GEORGE TOWN: Despite recently announcing a ban on short-term rental homes or homestays, the Penang government now says it is open to the option of regulating the activity.
State tourism and creative economy committee chairman Yeoh Soon Hin said for this, many parties such as the tourism ministry (Motac), the housing ministry and local councils would need to be involved.
He said short-term rental homes or homestays had created unfair competition for licensed hotels that abide by Motac’s regulations, including paying taxes and hotel fees.
“We will discuss with all the ministries and agencies involved to set up new rules and regulations for short-term rental homes or homestays in the state,” he told reporters at an event here today.

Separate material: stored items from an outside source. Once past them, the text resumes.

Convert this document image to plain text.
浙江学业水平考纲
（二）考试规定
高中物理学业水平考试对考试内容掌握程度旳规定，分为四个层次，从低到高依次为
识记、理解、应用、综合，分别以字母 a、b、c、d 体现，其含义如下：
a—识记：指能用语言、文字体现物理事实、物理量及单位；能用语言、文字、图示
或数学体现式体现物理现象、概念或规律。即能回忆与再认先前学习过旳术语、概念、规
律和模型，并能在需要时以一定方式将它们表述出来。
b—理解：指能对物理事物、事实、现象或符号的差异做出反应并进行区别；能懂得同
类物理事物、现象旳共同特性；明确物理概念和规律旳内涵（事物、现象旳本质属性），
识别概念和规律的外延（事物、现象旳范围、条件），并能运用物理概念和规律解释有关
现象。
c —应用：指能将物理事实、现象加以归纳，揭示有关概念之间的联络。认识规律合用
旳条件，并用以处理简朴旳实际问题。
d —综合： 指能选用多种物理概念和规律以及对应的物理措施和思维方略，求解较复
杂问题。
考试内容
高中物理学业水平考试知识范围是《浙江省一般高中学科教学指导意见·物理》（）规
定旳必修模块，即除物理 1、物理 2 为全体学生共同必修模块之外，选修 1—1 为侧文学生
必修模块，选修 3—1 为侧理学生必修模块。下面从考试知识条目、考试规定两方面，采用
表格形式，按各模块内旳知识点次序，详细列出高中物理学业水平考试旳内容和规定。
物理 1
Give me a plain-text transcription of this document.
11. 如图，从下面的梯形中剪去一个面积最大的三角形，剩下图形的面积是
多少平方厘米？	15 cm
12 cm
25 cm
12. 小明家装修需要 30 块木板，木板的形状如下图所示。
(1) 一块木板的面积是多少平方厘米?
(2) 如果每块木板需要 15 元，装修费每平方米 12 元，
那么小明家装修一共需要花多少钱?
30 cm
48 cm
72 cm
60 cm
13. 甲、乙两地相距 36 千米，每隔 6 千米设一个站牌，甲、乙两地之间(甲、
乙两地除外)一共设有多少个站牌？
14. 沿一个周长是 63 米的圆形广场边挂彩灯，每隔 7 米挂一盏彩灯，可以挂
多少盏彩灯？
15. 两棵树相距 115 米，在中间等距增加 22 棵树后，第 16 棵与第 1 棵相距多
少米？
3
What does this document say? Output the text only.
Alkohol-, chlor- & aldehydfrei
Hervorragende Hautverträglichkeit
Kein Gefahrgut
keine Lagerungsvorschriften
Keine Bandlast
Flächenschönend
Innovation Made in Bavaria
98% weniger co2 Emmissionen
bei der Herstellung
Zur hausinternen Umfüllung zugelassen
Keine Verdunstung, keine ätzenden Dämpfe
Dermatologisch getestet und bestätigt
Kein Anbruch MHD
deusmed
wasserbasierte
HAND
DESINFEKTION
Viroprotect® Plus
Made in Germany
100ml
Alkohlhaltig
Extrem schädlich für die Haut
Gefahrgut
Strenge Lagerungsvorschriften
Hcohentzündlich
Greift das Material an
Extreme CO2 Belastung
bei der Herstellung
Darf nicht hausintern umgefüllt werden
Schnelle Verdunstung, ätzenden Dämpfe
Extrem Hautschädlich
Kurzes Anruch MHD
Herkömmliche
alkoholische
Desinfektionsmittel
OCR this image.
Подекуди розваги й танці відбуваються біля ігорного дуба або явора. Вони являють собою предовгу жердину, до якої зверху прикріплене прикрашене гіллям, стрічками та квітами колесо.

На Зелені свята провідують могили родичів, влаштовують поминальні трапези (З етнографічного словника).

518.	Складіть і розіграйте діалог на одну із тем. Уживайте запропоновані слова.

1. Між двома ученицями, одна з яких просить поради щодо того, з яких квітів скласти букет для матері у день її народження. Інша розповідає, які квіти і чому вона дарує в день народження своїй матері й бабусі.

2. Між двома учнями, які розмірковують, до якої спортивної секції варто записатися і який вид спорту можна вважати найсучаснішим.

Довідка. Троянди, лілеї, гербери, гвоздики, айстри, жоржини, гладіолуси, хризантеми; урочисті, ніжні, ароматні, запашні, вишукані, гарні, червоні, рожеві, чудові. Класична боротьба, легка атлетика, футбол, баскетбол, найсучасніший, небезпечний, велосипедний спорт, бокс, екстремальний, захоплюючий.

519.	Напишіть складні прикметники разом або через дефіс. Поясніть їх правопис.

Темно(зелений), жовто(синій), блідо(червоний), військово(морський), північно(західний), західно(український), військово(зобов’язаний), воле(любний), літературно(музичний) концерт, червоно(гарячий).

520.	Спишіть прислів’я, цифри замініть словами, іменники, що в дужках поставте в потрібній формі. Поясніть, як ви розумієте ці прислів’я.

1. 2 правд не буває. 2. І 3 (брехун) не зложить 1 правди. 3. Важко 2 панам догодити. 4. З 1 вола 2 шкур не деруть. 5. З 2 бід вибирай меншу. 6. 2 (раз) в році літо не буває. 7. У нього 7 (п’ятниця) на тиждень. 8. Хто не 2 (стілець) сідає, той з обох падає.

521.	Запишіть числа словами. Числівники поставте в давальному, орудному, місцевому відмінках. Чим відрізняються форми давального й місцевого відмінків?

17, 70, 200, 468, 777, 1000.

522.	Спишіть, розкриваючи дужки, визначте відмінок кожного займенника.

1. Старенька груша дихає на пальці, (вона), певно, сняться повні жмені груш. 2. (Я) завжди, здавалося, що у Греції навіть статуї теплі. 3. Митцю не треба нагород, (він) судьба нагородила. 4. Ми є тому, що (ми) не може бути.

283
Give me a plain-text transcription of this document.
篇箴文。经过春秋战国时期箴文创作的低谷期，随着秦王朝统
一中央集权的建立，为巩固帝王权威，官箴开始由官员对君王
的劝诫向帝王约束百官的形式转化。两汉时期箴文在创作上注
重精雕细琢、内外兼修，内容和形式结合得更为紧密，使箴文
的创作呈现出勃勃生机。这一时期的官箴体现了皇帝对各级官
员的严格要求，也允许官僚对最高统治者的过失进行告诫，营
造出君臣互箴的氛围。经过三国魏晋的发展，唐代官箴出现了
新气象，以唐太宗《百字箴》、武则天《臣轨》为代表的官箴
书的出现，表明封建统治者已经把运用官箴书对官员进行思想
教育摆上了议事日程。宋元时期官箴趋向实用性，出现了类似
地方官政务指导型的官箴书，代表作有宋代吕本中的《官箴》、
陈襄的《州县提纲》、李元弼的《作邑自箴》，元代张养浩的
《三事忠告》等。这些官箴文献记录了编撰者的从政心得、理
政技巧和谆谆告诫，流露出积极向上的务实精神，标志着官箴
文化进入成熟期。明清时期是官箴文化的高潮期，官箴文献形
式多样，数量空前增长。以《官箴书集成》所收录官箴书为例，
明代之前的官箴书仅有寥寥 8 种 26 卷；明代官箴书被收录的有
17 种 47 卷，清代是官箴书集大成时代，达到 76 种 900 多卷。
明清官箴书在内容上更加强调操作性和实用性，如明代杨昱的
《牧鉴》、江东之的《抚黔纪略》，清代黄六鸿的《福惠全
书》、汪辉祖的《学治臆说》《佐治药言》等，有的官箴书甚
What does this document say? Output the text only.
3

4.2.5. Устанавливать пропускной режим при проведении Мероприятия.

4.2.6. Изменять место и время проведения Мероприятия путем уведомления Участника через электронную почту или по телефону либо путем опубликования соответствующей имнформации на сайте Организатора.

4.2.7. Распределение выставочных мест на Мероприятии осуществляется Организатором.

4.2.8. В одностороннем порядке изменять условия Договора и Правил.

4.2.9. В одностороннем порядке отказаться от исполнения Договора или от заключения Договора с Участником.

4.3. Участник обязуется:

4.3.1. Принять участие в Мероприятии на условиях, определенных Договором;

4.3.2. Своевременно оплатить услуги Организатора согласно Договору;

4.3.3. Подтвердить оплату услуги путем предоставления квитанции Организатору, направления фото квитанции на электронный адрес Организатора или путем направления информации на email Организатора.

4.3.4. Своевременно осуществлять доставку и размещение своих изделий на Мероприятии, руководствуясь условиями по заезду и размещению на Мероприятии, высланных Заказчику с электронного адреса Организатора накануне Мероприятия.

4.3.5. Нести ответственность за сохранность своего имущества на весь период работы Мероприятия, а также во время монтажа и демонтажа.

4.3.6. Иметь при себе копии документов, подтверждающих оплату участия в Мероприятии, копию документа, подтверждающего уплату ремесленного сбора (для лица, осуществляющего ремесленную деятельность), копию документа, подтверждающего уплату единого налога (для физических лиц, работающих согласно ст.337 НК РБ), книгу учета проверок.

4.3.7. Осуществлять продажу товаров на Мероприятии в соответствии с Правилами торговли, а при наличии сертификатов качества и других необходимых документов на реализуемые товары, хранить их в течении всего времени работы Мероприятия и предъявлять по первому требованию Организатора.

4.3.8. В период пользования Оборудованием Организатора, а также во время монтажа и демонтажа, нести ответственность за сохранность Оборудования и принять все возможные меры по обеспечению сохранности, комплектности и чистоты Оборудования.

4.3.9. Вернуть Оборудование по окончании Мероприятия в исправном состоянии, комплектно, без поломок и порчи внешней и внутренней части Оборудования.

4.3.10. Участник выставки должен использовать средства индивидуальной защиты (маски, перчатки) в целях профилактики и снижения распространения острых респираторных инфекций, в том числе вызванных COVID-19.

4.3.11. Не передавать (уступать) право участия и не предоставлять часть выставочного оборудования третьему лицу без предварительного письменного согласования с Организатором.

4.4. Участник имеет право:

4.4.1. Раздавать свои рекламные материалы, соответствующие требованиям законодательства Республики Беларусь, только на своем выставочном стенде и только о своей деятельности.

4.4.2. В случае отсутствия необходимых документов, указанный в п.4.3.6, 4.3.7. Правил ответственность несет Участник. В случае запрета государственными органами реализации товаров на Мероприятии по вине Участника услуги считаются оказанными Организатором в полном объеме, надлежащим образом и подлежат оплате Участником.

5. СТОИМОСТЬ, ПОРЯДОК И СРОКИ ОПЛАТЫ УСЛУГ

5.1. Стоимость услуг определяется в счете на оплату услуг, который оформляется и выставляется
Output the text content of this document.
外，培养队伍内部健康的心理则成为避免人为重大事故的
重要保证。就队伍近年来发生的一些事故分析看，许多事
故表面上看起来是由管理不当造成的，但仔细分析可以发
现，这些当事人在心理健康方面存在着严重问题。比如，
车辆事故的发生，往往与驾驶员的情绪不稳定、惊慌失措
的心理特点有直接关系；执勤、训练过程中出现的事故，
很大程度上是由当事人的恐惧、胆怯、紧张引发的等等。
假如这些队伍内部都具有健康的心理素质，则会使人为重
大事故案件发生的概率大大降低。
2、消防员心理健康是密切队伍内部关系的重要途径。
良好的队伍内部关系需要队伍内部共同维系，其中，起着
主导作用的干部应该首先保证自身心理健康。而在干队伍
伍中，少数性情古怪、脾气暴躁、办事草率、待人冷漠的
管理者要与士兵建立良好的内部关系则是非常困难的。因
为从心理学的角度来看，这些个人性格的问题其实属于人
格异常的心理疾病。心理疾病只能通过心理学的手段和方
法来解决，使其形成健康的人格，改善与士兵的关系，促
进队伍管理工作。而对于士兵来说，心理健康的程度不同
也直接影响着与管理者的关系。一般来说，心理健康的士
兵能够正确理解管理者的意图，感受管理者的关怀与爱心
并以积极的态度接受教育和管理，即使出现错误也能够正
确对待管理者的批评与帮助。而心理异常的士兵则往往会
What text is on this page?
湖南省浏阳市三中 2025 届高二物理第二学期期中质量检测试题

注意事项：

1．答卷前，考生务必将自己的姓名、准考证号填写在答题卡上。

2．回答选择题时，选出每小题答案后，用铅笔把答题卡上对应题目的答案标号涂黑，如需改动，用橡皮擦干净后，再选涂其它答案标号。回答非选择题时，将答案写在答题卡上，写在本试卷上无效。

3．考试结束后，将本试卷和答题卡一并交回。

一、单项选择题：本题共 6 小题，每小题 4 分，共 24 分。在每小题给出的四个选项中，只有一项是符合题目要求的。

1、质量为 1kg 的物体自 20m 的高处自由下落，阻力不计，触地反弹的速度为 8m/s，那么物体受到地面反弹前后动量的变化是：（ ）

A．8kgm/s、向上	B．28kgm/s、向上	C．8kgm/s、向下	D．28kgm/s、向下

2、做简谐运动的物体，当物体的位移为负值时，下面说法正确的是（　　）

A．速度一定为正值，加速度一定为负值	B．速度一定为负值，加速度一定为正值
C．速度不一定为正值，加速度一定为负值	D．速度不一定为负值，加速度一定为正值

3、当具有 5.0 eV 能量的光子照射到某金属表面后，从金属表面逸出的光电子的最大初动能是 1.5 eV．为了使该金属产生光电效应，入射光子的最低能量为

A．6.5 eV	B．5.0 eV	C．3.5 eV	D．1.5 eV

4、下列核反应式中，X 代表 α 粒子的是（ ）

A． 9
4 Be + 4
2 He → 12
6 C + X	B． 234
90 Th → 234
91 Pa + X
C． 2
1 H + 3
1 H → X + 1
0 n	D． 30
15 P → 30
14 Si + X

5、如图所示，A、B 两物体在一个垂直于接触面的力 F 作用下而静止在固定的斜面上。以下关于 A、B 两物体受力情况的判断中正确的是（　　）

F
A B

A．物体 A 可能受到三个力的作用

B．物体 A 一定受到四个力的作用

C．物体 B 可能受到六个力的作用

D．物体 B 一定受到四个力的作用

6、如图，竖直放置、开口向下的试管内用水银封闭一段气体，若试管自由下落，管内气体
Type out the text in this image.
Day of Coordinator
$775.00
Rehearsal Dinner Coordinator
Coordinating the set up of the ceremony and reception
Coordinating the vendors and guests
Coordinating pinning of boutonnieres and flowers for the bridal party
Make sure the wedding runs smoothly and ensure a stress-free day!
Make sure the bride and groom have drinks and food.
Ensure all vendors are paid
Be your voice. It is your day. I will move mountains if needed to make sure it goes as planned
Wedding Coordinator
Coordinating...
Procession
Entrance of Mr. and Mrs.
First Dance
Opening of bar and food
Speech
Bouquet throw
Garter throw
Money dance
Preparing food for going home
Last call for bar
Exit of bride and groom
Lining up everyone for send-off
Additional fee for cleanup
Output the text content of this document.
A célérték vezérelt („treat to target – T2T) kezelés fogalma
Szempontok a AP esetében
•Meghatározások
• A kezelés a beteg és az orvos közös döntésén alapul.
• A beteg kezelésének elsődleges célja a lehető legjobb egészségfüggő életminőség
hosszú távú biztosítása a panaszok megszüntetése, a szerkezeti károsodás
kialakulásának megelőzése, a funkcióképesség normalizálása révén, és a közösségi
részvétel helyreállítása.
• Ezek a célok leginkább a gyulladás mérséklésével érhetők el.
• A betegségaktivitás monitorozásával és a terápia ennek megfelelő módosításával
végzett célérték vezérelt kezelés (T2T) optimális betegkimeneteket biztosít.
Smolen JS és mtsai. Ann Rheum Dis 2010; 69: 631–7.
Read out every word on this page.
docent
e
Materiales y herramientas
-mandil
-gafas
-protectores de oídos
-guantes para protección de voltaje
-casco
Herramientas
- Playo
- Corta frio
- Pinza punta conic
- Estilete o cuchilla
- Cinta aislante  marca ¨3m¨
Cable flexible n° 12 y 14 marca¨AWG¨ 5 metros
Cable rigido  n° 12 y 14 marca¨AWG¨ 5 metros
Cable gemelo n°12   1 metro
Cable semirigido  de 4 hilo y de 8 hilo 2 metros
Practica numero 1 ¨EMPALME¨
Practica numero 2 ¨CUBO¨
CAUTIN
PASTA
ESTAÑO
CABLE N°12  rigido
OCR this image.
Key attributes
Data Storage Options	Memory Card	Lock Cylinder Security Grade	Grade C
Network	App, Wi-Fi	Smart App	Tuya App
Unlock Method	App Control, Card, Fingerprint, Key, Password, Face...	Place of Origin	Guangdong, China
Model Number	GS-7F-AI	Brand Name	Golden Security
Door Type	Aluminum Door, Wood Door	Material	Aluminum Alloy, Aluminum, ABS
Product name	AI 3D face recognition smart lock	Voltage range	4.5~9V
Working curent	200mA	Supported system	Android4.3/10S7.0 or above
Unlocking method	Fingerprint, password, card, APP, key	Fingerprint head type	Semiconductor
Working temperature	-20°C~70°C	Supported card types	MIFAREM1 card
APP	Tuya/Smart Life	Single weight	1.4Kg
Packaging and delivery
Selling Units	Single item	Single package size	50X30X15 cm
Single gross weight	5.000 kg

Last month, state housing, local government, town and country planning committee chairman Jagdeep Singh Deo announced that the state had agreed to disallow “check-ins” at landed and high-rise buildings for short-term rental homes or homestays, based on numerous complaints from residents’ groups at apartments, condominiums and residential neighbourhoods.
Yeoh explained today that the ban would apply solely to high-rise buildings with residential titles, which prohibits owners from renting out their premises on a short-term basis.
He said Penang intended to ban something like Airbnb, an online marketplace for lodging, in which apartment or condominium units are rented out on a short-term basis to tourists.
Yeoh said the ban would not apply to kampung-style homestays as it was also allowed by Motac as a tourism product, adding that the state government had yet to decide when the ban would take effect.